How big of a percentage is .1%? Obviously it’s small, like incredibly small, smaller than your bank account and your motivation to go into your job each day. For example if you were given a .1% raise on a hypothetical yearly salary of $50,000, it would equal exactly $50. Not a lot of money obviously, maybe good for buying a sandwich or a coffee from Starbucks for a week and a half, but that is it. Although if you’re a long time reader of my blog then you should know that paying that much for coffee is insane and you should be instead saving that money.

However if we zoom out and take that .1% raise and apply it on a more regular basis than once a year, things become a little different. There exists a concept in many self improvement circles (and to be honest, personal finance is financial self improvement), that if you’re able to be just .1% or 1% (the number can move around a lot) better each day then eventually over time you will be light years ahead of where you were a few short years ago. And the same concept will definitely apply to money, in fact if you taken so much as an intro to finance class then you should intimately familiar with the concept of compounding interest. The concept that money, or really anything can grow exponentially if you give it enough time and keep increasing it by a percentage.

However lets go back to that original example. If I made a commitment to increase my salary/yearly income by .1% a week, I would have approximately $52,667, not great but if I kept doing this for 40 years I would have almost $400,000 dollars. However let’s switch the compounding periods from a week to every single day. If I did that then I would have a little over $72,000. This would be a huge jump for pretty much anyone, equating to a 44% raise in just one year.
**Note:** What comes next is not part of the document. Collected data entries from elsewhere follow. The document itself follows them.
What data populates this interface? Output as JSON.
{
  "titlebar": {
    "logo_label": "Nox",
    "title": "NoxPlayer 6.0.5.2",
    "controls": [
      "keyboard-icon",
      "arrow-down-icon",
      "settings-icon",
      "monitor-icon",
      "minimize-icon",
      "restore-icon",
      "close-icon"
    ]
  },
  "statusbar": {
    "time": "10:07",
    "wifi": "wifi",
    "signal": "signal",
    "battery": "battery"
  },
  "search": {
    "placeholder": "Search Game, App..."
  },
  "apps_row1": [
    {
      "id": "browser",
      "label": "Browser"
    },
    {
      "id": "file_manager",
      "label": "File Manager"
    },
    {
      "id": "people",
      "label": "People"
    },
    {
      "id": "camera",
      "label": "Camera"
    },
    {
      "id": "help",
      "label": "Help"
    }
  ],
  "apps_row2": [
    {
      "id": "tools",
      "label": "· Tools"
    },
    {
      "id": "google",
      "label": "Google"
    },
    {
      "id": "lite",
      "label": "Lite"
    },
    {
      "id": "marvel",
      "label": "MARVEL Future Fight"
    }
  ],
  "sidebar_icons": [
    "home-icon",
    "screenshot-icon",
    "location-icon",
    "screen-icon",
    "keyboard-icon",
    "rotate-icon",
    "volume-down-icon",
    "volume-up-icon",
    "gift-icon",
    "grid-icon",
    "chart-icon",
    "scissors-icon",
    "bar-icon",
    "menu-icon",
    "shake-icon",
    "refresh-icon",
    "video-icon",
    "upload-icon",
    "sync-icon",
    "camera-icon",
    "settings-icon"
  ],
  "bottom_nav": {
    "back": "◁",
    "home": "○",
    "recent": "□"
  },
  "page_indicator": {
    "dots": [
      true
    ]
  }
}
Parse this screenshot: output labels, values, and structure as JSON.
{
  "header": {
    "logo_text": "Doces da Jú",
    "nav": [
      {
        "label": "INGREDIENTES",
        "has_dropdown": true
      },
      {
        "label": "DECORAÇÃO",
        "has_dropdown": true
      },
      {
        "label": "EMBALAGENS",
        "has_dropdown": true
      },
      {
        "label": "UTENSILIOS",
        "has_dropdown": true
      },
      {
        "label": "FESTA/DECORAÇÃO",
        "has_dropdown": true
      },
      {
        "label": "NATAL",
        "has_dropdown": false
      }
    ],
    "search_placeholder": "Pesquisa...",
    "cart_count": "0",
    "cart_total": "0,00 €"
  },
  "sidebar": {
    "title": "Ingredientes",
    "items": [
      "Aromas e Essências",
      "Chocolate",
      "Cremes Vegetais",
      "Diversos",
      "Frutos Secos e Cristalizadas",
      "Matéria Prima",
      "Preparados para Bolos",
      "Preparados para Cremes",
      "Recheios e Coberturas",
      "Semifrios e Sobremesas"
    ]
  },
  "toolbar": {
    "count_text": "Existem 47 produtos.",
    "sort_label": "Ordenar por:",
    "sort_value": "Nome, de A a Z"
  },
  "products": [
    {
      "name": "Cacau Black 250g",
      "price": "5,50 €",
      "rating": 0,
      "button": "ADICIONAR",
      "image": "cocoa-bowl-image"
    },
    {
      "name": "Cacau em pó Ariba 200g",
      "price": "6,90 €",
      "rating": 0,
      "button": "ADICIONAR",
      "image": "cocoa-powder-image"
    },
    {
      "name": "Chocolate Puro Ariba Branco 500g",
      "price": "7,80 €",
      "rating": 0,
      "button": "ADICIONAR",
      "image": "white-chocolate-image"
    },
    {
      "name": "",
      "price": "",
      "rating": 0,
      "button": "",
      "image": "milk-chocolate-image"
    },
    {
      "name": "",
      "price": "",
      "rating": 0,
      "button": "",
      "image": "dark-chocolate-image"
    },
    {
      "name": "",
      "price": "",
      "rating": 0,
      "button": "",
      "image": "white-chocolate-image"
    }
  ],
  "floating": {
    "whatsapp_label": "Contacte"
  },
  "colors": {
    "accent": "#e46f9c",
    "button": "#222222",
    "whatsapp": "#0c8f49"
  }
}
However if you carried this for your entire working career (let’s say it’s 40 years), you would have something in the realm of $108 million dollars, which let’s be real is very unrealistic but I guess possible in the mathematical sense. Also improving .1% a day for a year is a lot obtainable than keeping it up for every day for 40 years. The point of this is get people to realize that just improving your finances .1% a day/week/month can have huge dividends in the future.

Disclaimer: All the numbers used in this article are estimates and I am not giving financial advice. Also I am not a financial advisory professional. Any investment decisions should be made with the help of an investment or financial advisory professional.